Some pundits applauded Perry's comments. New York magazine's Jonathan Chait, for example, described them as an "important, historic concession." He later clarified that Perry's comments are "best judged against the backdrop of nonsense through which most conservatives view racial history."
Important, historic concession by Rick Perry to African-American voters http://t.co/FTQOkLfOHp— Jonathan Chait (@jonathanchait) July 2, 2015
Perry's speech is best judged against the backdrop of nonsense through which most conservatives view racial history: http://t.co/xfp7ndMbuH— Jonathan Chait (@jonathanchait) July 2, 2015
It's true that some Republicans deny the blatant racism of conservatives in the civil rights era, and it's refreshing to see Perry acknowledge those problems. But giving Perry too much credit for his comments lets him get away with saying nice things while not acting on them.
Perry changed his rhetoric, but not his policies
In the same speech, Perry used the states' right argument — which he acknowledged was employed by conservatives in the past to oppress black people — to support polices that disproportionately hurt African Americans.
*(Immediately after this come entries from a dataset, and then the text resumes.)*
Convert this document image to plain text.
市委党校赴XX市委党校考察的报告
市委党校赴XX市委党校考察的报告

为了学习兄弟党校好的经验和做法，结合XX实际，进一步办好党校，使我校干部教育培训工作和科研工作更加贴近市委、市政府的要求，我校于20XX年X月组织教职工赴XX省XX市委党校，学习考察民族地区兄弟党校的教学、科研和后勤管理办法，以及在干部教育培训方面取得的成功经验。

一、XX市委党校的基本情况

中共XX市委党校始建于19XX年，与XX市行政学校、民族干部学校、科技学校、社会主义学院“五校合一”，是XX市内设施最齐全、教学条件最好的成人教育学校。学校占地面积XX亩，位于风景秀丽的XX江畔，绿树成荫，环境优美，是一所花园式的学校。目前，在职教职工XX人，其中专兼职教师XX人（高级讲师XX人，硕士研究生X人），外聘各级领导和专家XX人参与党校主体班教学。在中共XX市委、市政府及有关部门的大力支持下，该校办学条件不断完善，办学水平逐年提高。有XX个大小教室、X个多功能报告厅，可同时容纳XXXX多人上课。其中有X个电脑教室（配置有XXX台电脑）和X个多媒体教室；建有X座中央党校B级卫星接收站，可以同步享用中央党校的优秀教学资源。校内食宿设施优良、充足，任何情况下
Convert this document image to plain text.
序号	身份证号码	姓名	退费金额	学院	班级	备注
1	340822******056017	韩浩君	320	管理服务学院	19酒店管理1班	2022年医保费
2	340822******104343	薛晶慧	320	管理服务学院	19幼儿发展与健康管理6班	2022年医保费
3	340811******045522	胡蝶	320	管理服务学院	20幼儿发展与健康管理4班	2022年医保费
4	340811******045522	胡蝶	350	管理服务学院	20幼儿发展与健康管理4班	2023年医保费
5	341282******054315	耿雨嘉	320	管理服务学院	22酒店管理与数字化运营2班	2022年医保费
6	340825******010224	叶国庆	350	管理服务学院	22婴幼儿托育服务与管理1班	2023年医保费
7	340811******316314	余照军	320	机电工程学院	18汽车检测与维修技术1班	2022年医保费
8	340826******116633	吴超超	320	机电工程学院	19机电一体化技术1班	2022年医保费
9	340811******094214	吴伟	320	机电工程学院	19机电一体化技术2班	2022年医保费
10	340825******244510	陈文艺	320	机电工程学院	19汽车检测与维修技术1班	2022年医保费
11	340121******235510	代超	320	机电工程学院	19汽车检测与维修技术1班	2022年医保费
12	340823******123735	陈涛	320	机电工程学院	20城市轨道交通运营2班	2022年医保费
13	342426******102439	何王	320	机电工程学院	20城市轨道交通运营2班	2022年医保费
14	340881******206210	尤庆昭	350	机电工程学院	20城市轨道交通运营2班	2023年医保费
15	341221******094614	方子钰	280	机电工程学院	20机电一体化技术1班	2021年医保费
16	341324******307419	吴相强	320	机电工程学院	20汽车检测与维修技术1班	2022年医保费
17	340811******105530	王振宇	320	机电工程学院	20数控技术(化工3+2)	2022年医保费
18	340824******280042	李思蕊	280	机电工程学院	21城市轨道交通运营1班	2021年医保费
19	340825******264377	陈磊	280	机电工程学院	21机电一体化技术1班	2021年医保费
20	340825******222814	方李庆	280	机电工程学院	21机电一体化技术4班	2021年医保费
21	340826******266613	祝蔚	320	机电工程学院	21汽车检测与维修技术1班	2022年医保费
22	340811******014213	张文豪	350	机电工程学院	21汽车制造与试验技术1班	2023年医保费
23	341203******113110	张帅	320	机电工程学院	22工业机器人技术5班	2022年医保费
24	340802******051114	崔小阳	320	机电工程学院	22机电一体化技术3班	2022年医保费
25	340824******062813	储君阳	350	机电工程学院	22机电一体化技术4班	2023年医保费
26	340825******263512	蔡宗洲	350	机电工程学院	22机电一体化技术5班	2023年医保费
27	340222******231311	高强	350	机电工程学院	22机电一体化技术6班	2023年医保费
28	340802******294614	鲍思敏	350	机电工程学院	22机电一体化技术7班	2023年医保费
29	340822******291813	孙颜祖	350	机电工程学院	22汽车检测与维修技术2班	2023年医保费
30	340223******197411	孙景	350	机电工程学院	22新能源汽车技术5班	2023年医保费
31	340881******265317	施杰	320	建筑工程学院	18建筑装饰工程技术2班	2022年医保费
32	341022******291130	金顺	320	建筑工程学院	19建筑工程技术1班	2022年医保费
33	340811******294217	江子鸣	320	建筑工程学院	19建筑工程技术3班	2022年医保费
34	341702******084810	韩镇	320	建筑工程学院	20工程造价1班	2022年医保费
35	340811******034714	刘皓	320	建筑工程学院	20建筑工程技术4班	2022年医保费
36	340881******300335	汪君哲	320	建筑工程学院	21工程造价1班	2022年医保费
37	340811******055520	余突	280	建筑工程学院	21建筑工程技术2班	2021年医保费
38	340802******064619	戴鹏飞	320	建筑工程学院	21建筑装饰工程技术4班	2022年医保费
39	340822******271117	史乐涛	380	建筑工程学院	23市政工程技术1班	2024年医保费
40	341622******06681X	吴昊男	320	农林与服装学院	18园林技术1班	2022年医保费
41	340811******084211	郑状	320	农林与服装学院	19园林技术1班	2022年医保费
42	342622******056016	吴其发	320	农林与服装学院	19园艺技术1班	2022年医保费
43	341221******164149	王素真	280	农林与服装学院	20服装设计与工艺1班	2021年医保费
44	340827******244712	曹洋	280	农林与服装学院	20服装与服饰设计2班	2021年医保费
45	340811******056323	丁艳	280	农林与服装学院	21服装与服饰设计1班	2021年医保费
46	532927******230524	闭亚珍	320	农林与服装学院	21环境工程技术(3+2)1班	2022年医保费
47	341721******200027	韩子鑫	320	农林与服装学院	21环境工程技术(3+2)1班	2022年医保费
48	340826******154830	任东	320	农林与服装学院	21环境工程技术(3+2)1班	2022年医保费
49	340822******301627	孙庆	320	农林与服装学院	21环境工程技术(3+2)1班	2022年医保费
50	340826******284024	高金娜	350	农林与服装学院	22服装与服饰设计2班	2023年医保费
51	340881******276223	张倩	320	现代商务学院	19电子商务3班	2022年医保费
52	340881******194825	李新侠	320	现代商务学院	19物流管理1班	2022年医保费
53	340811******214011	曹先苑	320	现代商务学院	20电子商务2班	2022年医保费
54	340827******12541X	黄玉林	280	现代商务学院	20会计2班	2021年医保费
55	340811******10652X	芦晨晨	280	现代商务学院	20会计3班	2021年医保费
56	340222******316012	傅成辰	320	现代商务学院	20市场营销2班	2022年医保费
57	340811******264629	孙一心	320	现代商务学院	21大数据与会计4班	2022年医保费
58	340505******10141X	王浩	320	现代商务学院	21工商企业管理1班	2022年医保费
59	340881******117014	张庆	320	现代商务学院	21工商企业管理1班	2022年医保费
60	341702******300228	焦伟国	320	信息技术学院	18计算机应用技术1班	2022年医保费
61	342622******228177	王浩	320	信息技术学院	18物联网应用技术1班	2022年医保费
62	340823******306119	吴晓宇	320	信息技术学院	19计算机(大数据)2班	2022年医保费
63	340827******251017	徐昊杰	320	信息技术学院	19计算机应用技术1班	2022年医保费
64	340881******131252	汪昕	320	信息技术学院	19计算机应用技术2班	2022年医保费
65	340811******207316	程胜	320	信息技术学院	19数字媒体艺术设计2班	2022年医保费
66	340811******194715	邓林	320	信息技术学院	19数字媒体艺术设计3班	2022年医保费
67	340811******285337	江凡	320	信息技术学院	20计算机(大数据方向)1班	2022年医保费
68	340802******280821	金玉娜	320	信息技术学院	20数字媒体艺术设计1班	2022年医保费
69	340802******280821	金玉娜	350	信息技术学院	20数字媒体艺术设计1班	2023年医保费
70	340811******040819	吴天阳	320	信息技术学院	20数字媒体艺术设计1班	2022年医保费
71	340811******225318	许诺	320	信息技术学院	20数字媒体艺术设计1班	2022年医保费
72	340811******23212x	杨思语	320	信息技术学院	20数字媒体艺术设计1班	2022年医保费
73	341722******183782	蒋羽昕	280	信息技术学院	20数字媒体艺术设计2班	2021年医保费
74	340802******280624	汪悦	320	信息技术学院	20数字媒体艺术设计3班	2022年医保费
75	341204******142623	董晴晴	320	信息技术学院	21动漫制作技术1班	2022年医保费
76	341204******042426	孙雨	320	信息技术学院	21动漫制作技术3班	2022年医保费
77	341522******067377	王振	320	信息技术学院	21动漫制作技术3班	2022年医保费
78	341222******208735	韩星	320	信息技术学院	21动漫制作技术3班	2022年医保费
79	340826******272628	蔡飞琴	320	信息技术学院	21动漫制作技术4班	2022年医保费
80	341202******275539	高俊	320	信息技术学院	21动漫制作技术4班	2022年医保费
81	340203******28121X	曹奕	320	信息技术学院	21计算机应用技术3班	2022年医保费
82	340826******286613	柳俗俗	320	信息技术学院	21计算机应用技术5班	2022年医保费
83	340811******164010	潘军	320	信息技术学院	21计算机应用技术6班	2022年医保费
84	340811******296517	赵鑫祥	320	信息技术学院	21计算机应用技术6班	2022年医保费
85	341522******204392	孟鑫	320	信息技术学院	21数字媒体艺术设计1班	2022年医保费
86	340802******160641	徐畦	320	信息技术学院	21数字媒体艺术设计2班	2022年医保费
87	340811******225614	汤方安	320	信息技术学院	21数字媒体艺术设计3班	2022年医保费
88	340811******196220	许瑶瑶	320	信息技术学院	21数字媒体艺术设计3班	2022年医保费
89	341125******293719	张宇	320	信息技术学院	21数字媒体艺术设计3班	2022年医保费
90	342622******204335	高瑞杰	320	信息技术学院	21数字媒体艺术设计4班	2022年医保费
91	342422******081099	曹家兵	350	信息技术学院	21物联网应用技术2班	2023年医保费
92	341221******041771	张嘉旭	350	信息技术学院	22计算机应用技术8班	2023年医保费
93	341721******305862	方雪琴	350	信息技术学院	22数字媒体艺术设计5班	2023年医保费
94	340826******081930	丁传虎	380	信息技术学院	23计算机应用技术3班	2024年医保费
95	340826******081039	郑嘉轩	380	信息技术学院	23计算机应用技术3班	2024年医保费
He said he still backs strict voter ID laws that studies show would likely stop more minority Americans from voting than their white counterparts. And he said state governments should still be allowed to decide whether to fly the Confederate Flag, a symbol of white supremacy and racist policies like slavery.
By all accounts, Perry also still supports the Supreme Court decision in Shelby County v. Holder — a challenge to the Voting Rights Act of 1965, a hallmark civil rights legislation — that ended up striking down a key part of the law that let the federal government oversee elections in places with a history of discrimination. The political argument against this law has always been that the federal government was limiting states' rights by controlling how they run elections. But the numbers are clear: The Voting Rights Act overwhelmingly benefited black voters, who were stopped from voting by states through poll taxes, literacy tests, and outright violence prior to the law. Yet Perry called the legislation "outdated" and "unnecessary."
To his credit, Perry restated his support for criminal justice reforms that will help wind down mass incarceration and the war on drugs, both of which have disproportionately hurt black people. But these are reforms Perry supported before his speech and as governor of Texas. They're nothing new for him.
So Perry may be changing his words — and doing so in a welcome way for those concerned about the many racial disparities in the American political and justice system. But so far he's not changing his policies to match them.